CUB Developer Overview#

This living document serves as a guide to the design of the internal structure of CUB.

CUB provides layered algorithms that correspond to the thread/warp/block/device hierarchy of threads in CUDA. There are distinct algorithms for each layer and higher-level layers build on top of those below.

For example, CUB has four flavors of reduce, one for each layer: ThreadReduce, WarpReduce, BlockReduce, and DeviceReduce. Each is unique in how it is invoked, how many threads participate, and on which thread(s) the result is valid.

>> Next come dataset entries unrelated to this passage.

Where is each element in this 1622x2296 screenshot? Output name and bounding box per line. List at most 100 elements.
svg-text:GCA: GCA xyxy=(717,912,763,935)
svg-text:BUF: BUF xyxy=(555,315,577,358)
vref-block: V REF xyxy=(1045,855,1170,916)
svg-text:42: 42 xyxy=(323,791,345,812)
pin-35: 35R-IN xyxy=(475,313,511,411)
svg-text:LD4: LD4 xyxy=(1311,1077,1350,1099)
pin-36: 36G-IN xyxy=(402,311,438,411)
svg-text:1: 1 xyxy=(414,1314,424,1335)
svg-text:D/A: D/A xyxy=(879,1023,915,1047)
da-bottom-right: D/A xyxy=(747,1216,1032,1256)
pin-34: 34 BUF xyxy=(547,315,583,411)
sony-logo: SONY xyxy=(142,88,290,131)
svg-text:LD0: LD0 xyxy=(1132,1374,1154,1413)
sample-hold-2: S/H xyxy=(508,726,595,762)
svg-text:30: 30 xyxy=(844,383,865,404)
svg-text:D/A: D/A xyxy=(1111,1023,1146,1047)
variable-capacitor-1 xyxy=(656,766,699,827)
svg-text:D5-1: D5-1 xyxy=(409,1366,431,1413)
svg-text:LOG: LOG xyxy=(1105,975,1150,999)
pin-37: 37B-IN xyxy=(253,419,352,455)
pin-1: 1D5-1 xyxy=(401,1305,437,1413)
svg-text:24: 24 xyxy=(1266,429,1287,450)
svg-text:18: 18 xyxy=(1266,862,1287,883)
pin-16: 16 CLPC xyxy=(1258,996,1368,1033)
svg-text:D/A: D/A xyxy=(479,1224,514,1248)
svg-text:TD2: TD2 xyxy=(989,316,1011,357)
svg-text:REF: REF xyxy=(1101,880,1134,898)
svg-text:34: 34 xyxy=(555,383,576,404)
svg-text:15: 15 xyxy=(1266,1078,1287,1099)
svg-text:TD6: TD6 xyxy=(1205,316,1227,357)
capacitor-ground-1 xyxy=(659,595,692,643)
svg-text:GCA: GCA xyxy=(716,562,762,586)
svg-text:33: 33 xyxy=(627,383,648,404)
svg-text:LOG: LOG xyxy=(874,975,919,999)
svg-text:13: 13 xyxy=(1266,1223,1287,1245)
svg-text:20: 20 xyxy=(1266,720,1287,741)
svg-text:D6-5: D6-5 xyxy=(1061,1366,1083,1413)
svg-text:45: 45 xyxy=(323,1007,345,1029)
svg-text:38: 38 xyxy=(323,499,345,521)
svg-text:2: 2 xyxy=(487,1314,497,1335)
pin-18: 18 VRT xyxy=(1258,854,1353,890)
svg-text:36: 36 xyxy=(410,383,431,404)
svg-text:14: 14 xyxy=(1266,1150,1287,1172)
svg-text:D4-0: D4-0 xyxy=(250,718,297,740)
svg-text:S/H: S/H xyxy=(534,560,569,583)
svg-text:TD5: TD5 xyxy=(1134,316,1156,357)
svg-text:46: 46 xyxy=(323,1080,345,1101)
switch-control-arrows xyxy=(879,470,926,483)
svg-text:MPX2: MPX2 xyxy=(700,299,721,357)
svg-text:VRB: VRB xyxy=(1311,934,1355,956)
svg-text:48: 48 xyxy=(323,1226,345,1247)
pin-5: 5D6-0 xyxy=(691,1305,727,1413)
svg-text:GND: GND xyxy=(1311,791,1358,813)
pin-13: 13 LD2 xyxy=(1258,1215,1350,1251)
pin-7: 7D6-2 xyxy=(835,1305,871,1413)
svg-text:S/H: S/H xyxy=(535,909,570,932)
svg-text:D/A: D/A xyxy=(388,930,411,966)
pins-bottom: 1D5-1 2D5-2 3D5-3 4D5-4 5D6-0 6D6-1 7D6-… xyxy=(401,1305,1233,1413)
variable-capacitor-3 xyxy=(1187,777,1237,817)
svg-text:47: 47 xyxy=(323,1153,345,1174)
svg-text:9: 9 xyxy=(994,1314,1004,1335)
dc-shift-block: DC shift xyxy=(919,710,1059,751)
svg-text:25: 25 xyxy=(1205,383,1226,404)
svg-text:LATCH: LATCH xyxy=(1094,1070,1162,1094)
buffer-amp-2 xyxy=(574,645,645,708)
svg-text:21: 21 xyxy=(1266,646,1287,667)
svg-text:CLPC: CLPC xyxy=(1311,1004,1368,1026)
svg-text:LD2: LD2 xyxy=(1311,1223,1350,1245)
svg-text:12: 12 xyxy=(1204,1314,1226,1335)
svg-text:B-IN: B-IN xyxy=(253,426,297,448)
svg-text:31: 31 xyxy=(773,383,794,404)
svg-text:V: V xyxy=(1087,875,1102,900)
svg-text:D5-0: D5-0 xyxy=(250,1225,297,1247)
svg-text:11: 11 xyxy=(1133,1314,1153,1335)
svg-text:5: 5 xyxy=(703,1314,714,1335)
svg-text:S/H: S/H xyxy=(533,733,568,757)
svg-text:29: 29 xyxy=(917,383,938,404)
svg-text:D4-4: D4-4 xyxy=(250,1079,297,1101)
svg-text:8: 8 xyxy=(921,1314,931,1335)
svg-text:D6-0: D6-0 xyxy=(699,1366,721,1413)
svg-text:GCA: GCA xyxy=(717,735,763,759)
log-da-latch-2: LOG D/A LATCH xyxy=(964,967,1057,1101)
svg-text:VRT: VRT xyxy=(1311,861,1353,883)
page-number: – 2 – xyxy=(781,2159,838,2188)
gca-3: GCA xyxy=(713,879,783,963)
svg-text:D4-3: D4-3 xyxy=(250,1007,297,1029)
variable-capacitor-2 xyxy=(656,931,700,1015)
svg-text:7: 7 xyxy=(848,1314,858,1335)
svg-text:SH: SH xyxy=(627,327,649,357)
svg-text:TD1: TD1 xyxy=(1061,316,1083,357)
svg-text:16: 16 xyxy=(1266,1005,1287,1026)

These layers naturally build on each other. For example, cub::WarpReduce uses cub::ThreadReduce(), cub::BlockReduce uses cub::WarpReduce, etc.

cub::ThreadReduce()

A normal function invoked and executed sequentially by a single thread that returns a valid result on that thread

Single thread functions are usually an implementation detail and not exposed in CUB’s public API

cub::WarpReduce and cub::BlockReduce

A “cooperative” function where threads concurrently invoke the same function to execute parallel work

The function’s return value is well-defined only on the “first” thread (lowest thread index)

cub::DeviceReduce

A normal function invoked by a single thread that spawns additional threads to execute parallel work

Result is stored in the pointer provided to the function

Function returns a cudaError_t error code

Function does not synchronize the host with the device

The table below provides a summary of these functions:

layer	coop invocation	parallel execution	max threads	valid result in
`cub::ThreadReduce()`	\(-\)	\(-\)	\(1\)	invoking thread
`cub::WarpReduce`	\(+\)	\(+\)	\(32\)	main thread
`cub::BlockReduce`	\(+\)	\(+\)	\(1024\)	main thread
`cub::DeviceReduce`	\(-\)	\(+\)	\(\infty\)	global memory

The details of how each of these layers are implemented is described below.

Common Patterns#

While CUB’s algorithms are unique at each layer, there are commonalities among all of them:

Algorithm interfaces are provided as types (classes)[1]

Algorithms need temporary storage

Algorithms dispatch to specialized implementations depending on compile-time and runtime information

Cooperative algorithms require the number of threads at compile time (template parameter)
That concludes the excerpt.